So I was in the ER last Wednesday with chest pains and the only thing I can tell you for certain is that laughing brings them on. I was at a meeting today and I got laughing so hard for a minute I thought I was going to pass out from lack of oxygen. I was laughing because I was having such a good time and then the room started spinning and I started to panic and I realized I just needed to BREATHE. I started to take slow deep controlled breaths and focused on an object, and just breathed. After the room slowly came to a stop I asked Mom for some water to which she clued in that I wasn’t feeling alright. After a couple sips of water I started to feel okay again.
BREATHE!! BREATHE! You will be okay as long as you DON’T FREAKIN’ LAUGH! Please! Asking me not to laugh is like asking a child not to eat a free ice cream cone! NOT GOING TO HAPPEN! I was talking to my cousin, yes the favorite one, I get paid money to say that you know, on the phone and I got laughing so hard I said to him stop or you’re going to give me chest pains again! He of course not realizing that I was being totally serious made some witty remark and got me going again. So I say to him no I’m actually being serious stop for a minute. So I calm down. Tell him about the laughing and the chest pains and then we keep going.

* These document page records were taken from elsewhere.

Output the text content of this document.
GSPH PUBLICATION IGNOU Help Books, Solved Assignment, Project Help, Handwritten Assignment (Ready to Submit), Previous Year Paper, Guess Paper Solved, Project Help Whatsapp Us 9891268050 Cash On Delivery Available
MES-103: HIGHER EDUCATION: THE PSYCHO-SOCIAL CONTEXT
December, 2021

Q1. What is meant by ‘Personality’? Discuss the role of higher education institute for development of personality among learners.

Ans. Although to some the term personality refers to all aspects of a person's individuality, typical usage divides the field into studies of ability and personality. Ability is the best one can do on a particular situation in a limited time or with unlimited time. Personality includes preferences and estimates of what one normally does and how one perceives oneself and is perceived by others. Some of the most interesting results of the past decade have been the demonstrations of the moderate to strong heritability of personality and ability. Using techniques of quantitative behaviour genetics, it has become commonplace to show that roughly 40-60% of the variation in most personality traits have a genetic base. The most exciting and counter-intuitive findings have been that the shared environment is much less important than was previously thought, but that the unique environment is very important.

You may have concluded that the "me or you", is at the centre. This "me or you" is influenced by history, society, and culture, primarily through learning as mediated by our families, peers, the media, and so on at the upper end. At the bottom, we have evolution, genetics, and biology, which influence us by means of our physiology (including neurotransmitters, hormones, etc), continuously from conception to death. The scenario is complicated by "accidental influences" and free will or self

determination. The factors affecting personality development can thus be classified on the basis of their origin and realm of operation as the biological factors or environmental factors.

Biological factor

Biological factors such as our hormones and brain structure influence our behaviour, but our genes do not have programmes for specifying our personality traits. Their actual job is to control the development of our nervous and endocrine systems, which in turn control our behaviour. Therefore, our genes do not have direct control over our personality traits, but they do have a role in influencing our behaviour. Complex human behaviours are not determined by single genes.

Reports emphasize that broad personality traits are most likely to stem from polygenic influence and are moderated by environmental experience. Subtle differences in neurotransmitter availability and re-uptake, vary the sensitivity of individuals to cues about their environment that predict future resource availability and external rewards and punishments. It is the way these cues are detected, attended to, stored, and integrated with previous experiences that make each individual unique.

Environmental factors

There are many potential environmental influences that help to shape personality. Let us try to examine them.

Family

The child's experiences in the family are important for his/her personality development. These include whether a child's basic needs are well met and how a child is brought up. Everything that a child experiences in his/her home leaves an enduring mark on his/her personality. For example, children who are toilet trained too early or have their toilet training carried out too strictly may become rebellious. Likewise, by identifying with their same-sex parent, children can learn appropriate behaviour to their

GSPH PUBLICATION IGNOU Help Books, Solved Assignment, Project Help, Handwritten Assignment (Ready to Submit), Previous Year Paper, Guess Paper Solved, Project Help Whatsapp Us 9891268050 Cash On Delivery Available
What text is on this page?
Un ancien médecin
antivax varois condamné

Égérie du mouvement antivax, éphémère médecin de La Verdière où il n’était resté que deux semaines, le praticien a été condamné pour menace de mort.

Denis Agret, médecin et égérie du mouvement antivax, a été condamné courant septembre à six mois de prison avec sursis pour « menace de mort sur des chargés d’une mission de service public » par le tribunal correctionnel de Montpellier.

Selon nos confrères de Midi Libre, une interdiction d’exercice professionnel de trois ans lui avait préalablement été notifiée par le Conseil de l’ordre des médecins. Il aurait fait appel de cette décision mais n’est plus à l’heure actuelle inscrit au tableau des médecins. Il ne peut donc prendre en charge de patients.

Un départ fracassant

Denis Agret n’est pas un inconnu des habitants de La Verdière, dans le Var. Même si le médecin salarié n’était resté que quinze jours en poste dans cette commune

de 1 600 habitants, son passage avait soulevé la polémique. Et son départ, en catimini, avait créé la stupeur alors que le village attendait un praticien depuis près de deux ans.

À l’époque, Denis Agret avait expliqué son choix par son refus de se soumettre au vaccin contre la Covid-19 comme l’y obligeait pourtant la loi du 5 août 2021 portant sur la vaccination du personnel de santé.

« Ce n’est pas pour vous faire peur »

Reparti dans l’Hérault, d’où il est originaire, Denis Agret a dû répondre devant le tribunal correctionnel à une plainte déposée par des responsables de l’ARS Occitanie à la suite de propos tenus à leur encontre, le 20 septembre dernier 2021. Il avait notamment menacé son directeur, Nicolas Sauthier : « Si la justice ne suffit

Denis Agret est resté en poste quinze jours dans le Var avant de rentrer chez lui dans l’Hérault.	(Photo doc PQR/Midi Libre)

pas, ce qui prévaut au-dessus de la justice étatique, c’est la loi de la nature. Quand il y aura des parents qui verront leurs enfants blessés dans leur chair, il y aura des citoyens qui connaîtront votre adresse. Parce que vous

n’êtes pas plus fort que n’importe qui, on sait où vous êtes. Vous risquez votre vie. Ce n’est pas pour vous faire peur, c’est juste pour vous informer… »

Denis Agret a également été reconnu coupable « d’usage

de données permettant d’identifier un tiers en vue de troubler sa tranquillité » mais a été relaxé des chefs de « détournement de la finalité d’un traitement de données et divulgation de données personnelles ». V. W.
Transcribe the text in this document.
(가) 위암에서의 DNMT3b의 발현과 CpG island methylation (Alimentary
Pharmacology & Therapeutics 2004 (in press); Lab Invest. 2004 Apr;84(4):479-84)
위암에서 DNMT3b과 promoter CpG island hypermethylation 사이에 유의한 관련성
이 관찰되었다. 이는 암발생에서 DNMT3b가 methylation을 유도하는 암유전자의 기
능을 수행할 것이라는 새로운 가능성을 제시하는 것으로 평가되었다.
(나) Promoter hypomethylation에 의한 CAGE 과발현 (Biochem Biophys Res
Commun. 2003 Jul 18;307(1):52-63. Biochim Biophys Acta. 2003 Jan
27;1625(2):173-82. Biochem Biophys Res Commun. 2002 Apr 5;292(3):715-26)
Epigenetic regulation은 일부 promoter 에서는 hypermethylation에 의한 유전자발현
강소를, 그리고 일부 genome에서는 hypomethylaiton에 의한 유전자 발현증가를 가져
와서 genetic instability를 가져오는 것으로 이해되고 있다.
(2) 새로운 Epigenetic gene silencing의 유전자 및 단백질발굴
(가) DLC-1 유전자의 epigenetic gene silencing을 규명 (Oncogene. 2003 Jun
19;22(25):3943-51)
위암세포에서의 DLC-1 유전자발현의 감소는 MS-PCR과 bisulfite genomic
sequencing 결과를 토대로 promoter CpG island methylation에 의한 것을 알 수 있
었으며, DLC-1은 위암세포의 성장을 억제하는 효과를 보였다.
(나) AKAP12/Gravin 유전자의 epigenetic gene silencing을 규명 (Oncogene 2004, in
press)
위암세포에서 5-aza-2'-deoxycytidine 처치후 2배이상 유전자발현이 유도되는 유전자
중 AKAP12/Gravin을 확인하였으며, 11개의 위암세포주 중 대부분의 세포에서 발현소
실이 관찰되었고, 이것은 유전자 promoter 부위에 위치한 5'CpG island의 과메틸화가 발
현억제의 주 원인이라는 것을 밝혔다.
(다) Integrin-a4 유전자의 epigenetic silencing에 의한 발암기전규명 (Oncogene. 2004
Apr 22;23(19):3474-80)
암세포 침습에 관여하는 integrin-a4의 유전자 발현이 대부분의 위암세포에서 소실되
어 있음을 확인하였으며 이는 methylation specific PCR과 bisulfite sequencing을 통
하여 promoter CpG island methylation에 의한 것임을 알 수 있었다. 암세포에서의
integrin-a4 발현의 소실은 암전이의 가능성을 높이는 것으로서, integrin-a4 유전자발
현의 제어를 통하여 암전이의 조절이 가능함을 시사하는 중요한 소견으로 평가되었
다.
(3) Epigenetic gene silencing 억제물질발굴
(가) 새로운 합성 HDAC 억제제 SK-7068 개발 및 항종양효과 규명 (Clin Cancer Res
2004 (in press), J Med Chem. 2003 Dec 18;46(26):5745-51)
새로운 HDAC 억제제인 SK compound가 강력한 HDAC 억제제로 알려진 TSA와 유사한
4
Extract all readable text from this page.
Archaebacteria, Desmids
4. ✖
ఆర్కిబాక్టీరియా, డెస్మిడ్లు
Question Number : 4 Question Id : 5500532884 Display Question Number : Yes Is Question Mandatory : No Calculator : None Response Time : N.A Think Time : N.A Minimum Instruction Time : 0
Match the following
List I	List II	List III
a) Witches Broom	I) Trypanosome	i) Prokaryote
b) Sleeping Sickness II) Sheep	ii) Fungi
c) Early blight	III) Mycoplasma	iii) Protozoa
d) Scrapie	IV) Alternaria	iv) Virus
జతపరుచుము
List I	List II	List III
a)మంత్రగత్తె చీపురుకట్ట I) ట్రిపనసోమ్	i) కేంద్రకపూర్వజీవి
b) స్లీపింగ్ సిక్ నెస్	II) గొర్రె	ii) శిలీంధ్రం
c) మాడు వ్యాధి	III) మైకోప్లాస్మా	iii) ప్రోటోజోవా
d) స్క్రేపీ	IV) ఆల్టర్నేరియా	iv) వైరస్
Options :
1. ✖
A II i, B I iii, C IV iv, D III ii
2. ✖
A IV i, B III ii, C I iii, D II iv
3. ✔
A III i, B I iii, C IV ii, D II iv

I’m too young for all this, I want to go back to being 4 and a half WITHOUT the medical drama! I liked it better when I had time to color and play in my pretend fort! Now I don’t even get to play in my fort because I hurt to bad. The only thing with this chest pain I have figured out is that laughing aggravates it which is annoying since I LOVE to laugh, I love to make other people laugh. Laughter is normally very good medicine, but not for me, not right now!